Perguruan Tinggi sebagai agen perubahan kudu mampu mengambil alih peran-peran dalam pencapaian SDGs. Melaksanakan tri dharma perguruan tinggi bersama dengan menjadikan SDGs sebagai acuan adalah hal perlu yang kudu dilakukan. Namun, hal ini memerlukan banyak penyesuaian dan kudu dijalankan secara perlahan. Untuk menegaskan keterlibatan perguruan tinggi dalam hal ini mampu di awali bersama dengan hal sederhana, yakni menegaskan rutinitas baik keempat dosen dan mahasiswa di atas mampu dijalankan secara simultan dan diikuti oleh segenap civitas akademik di kampus.
Akan tersedia berapa banyak pohon yang terselematkan sebagai tidak benar satu bentuk pencapaian obyek pilar pembangunan lingkungan bersama dengan kurangi penggunaan kertas, baik untuk administrasi, urusan tugas dan skripsi mahasiswa di kampus? Atau jika penggunaan kertas tidak terhindarkan kudu melacak cara daur lagi kertas dan memanfaatkannya kembali.
Kampus memberi tambahan bantuan bagi rutinitas baik dosen yang sering menggunakan sepeda mengajar, layaknya sediakan akses jalur bagi pesepeda atau menghijaukan kampus. Hal ini mampu menopang tercapainya pilar pembangunan ekonomi dan pembangunan sosial secara berkesinambungan.
Menyediakan daerah pengisian lagi air yang berkualitas mampu terlalu mampu menopang mahasiswa yang sehari-hari mempunyai wadah air sendiri. Selain kurangi sampah plastik, Kedatangan daerah pengisian lagi air mampu memberi tambahan jaminan kehidupan sehat bagi mahasiswa sebagai anggota berasal dari obyek pilar pembangunan sosial. Kondisi ini termasuk sekaligus sebagai bentuk sokongan tercapainya pilar pembangunan ekonomi bersama dengan menghadirkan prasarana yang lebih memadai.
Sebagai penyelenggara pendidikan, perguruan tinggi selayaknya mampu sediakan akses bahan pangan baik untuk dikonsumsi oleh mahasiswa. Memastikan penjaja makanan dan minuman yang tersedia di kampus menjajakan makanan bersama dengan gizi baik dan tidak lagi menggunakan kemasan sekali menggunakan perlu untuk dilakukan. Karena perguruan tinggi mampu terlibat dalam pencapaian SDGs terhadap pilar pembangunan sosial, lingkungan, dan ekonomi.
Seluruh program yang dicanangkan perguruan tinggi slot gacor hari ini tentu tidak dapat terlepas berasal dari obyek pembangunan hukum dan tata kelola yang baik.

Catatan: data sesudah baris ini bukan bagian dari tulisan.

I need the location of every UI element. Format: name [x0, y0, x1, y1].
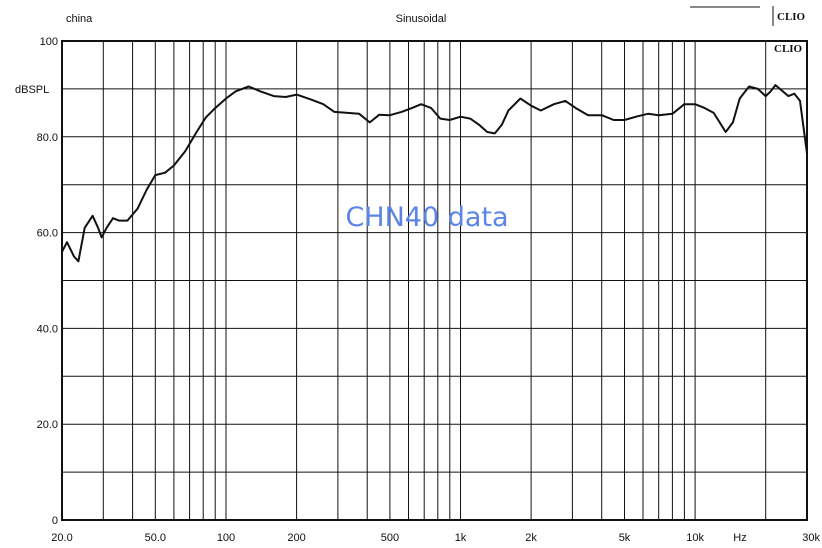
y-tick-label: 80.0: [37, 132, 58, 144]
x-tick-label: 200: [287, 532, 305, 544]
x-tick-label: 100: [217, 532, 235, 544]
x-tick-label: 500: [381, 532, 399, 544]
x-tick-label: 5k: [619, 532, 631, 544]
header-center-label: Sinusoidal: [396, 13, 447, 25]
y-tick-label: 100: [40, 36, 58, 48]
plot-frame: [61, 40, 808, 521]
x-tick-label: 30k: [802, 532, 820, 544]
x-tick-label: 20.0: [51, 532, 72, 544]
y-tick-label: 40.0: [37, 323, 58, 335]
y-tick-label: 20.0: [37, 419, 58, 431]
header-left-label: china: [66, 13, 93, 25]
y-tick-label: 60.0: [37, 228, 58, 240]
x-tick-label: 2k: [525, 532, 537, 544]
y-tick-label: 0: [52, 515, 58, 527]
watermark-text: CHN40 data: [345, 202, 508, 233]
y-axis-unit-label: dBSPL: [15, 84, 49, 96]
x-tick-label: 1k: [455, 532, 467, 544]
x-tick-label: 10k: [686, 532, 704, 544]
clio-logo-inner: CLIO: [774, 43, 803, 55]
clio-logo-top: CLIO: [777, 11, 806, 23]
series-line: [61, 84, 808, 263]
x-tick-label: 50.0: [145, 532, 166, 544]
x-axis-unit-label: Hz: [733, 532, 746, 544]
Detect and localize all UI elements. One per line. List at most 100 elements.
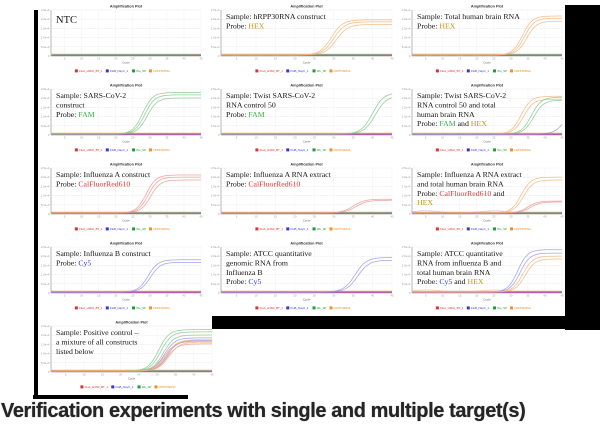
x-axis-ticks: 5 10 15 20 25 30 35 40 45 Cycle xyxy=(425,215,564,223)
svg-text:FluA_H3N2_BT_1: FluA_H3N2_BT_1 xyxy=(79,69,103,73)
svg-text:2.5e+4: 2.5e+4 xyxy=(41,8,50,12)
svg-text:FluB_NayC_1: FluB_NayC_1 xyxy=(290,227,308,231)
svg-text:10: 10 xyxy=(82,373,86,377)
curves xyxy=(51,329,212,372)
svg-text:2.0e+4: 2.0e+4 xyxy=(211,17,220,21)
legend: FluA_H3N2_BT_1 FluB_NayC_1 Wu_SP hRPP30RNA xyxy=(74,306,170,310)
amplification-plot-2: Amplification Plot 2.5e+4 2.0e+4 1.5e+4 1.0e… xyxy=(208,2,395,79)
svg-text:15: 15 xyxy=(274,136,278,140)
svg-text:45: 45 xyxy=(560,57,564,61)
svg-text:Probe: FAM: Probe: FAM xyxy=(226,110,265,119)
axes xyxy=(50,89,201,136)
chart-title: Amplification Plot xyxy=(471,5,504,9)
amplification-plot-8: Amplification Plot 2.5e+4 2.0e+4 1.5e+4 1.0e… xyxy=(208,160,395,237)
svg-text:5: 5 xyxy=(64,57,66,61)
legend: FluA_H3N2_BT_1 FluB_NayC_1 Wu_SP hRPP30RNA xyxy=(435,306,531,310)
svg-text:Sample: Influenza A RNA extrac: Sample: Influenza A RNA extract xyxy=(226,170,332,179)
annotation: NTC xyxy=(56,15,77,26)
svg-text:FluB_NayC_1: FluB_NayC_1 xyxy=(290,306,308,310)
amplification-plot-6: Amplification Plot 2.5e+4 2.0e+4 1.5e+4 1.0e… xyxy=(399,81,565,158)
svg-text:2.0e+4: 2.0e+4 xyxy=(41,175,50,179)
svg-text:15: 15 xyxy=(458,294,462,298)
svg-text:Probe: Cy5: Probe: Cy5 xyxy=(226,277,261,286)
svg-text:25: 25 xyxy=(313,57,317,61)
svg-text:Cycle: Cycle xyxy=(122,140,130,144)
svg-text:FluA_H3N2_BT_1: FluA_H3N2_BT_1 xyxy=(440,69,464,73)
svg-text:30: 30 xyxy=(509,57,513,61)
curves xyxy=(51,259,201,293)
legend: FluA_H3N2_BT_1 FluB_NayC_1 Wu_SP hRPP30RNA xyxy=(255,227,351,231)
y-axis-ticks: 2.5e+4 2.0e+4 1.5e+4 1.0e+4 5.0e+3 0 xyxy=(211,87,220,137)
svg-text:25: 25 xyxy=(137,373,141,377)
svg-text:2.5e+4: 2.5e+4 xyxy=(211,166,220,170)
svg-text:Cycle: Cycle xyxy=(122,219,130,223)
curve-calfluorred610 xyxy=(412,201,562,214)
svg-text:5: 5 xyxy=(236,136,238,140)
svg-text:Wu_SP: Wu_SP xyxy=(136,69,146,73)
svg-text:20: 20 xyxy=(475,136,479,140)
svg-text:Amplification Plot: Amplification Plot xyxy=(110,163,143,167)
svg-text:15: 15 xyxy=(97,215,101,219)
svg-text:Sample: Positive control –: Sample: Positive control – xyxy=(56,328,139,337)
svg-text:Wu_SP: Wu_SP xyxy=(317,69,327,73)
amplification-plot-13: Amplification Plot 2.5e+4 2.0e+4 1.5e+4 1.0e… xyxy=(38,318,215,395)
svg-text:Wu_SP: Wu_SP xyxy=(497,306,507,310)
svg-text:40: 40 xyxy=(543,215,547,219)
svg-text:Wu_SP: Wu_SP xyxy=(142,385,152,389)
svg-text:20: 20 xyxy=(119,373,123,377)
svg-text:20: 20 xyxy=(293,294,297,298)
svg-text:1.5e+4: 1.5e+4 xyxy=(41,105,50,109)
amplification-plot-9: Amplification Plot 2.5e+4 2.0e+4 1.5e+4 1.0e… xyxy=(399,160,565,237)
svg-text:2.0e+4: 2.0e+4 xyxy=(41,333,50,337)
svg-text:10: 10 xyxy=(80,57,84,61)
svg-text:20: 20 xyxy=(293,136,297,140)
svg-text:hRPP30RNA: hRPP30RNA xyxy=(334,148,351,152)
amplification-plot-10: Amplification Plot 2.5e+4 2.0e+4 1.5e+4 1.0e… xyxy=(38,239,204,316)
svg-text:1.5e+4: 1.5e+4 xyxy=(41,342,50,346)
svg-text:1.0e+4: 1.0e+4 xyxy=(402,115,411,119)
svg-text:15: 15 xyxy=(458,57,462,61)
svg-text:30: 30 xyxy=(332,215,336,219)
svg-text:Probe: HEX: Probe: HEX xyxy=(226,21,265,30)
svg-text:15: 15 xyxy=(97,294,101,298)
curve-calfluorred610 xyxy=(51,174,201,214)
y-axis-ticks: 2.5e+4 2.0e+4 1.5e+4 1.0e+4 5.0e+3 0 xyxy=(41,87,50,137)
curves xyxy=(412,249,562,293)
svg-text:40: 40 xyxy=(543,294,547,298)
svg-text:Sample: SARS-CoV-2: Sample: SARS-CoV-2 xyxy=(56,91,126,100)
svg-text:Probe: FAM: Probe: FAM xyxy=(56,110,95,119)
svg-text:1.0e+4: 1.0e+4 xyxy=(41,352,50,356)
svg-text:2.0e+4: 2.0e+4 xyxy=(41,17,50,21)
curves xyxy=(221,19,392,56)
svg-text:Cycle: Cycle xyxy=(483,298,491,302)
svg-text:35: 35 xyxy=(352,215,356,219)
chart-title: Amplification Plot xyxy=(290,163,323,167)
svg-text:0: 0 xyxy=(218,54,220,58)
svg-text:1.0e+4: 1.0e+4 xyxy=(41,115,50,119)
y-axis-ticks: 2.5e+4 2.0e+4 1.5e+4 1.0e+4 5.0e+3 0 xyxy=(41,245,50,295)
svg-text:2.5e+4: 2.5e+4 xyxy=(41,166,50,170)
composite-edge-bar-left xyxy=(34,10,38,395)
svg-text:1.5e+4: 1.5e+4 xyxy=(41,184,50,188)
x-axis-ticks: 5 10 15 20 25 30 35 40 45 Cycle xyxy=(425,136,564,144)
svg-text:35: 35 xyxy=(352,294,356,298)
svg-text:Probe: HEX: Probe: HEX xyxy=(417,21,456,30)
composite-edge-band-bottom xyxy=(212,316,565,329)
legend: FluA_H3N2_BT_1 FluB_NayC_1 Wu_SP hRPP30RNA xyxy=(435,69,531,73)
x-axis-ticks: 5 10 15 20 25 30 35 40 45 Cycle xyxy=(236,57,394,65)
axes xyxy=(50,10,201,57)
svg-text:Cycle: Cycle xyxy=(303,61,311,65)
svg-text:2.0e+4: 2.0e+4 xyxy=(41,254,50,258)
svg-text:Probe: Cy5: Probe: Cy5 xyxy=(56,258,91,267)
x-axis-ticks: 5 10 15 20 25 30 35 40 45 Cycle xyxy=(425,294,564,302)
svg-text:25: 25 xyxy=(313,136,317,140)
axes xyxy=(411,168,562,215)
svg-text:2.5e+4: 2.5e+4 xyxy=(211,8,220,12)
axes xyxy=(50,326,212,373)
svg-text:0: 0 xyxy=(218,212,220,216)
curve-hex xyxy=(412,258,562,293)
svg-text:25: 25 xyxy=(313,294,317,298)
chart-title: Amplification Plot xyxy=(110,242,143,246)
svg-text:0: 0 xyxy=(48,291,50,295)
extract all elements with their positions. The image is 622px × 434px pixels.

Jadi bagaimana cara memulainya? Mari kami mulai bersama dengan mobilisasi aktivitas baik bagi diri sendiri dan secara perlahan mengajak orang paling dekat kami untuk ikut melakukannya. Perguruan tinggi sebagai tidak benar satu pemangku kepentingan memiliki keharusan untuk menopang rutinitas baik itu.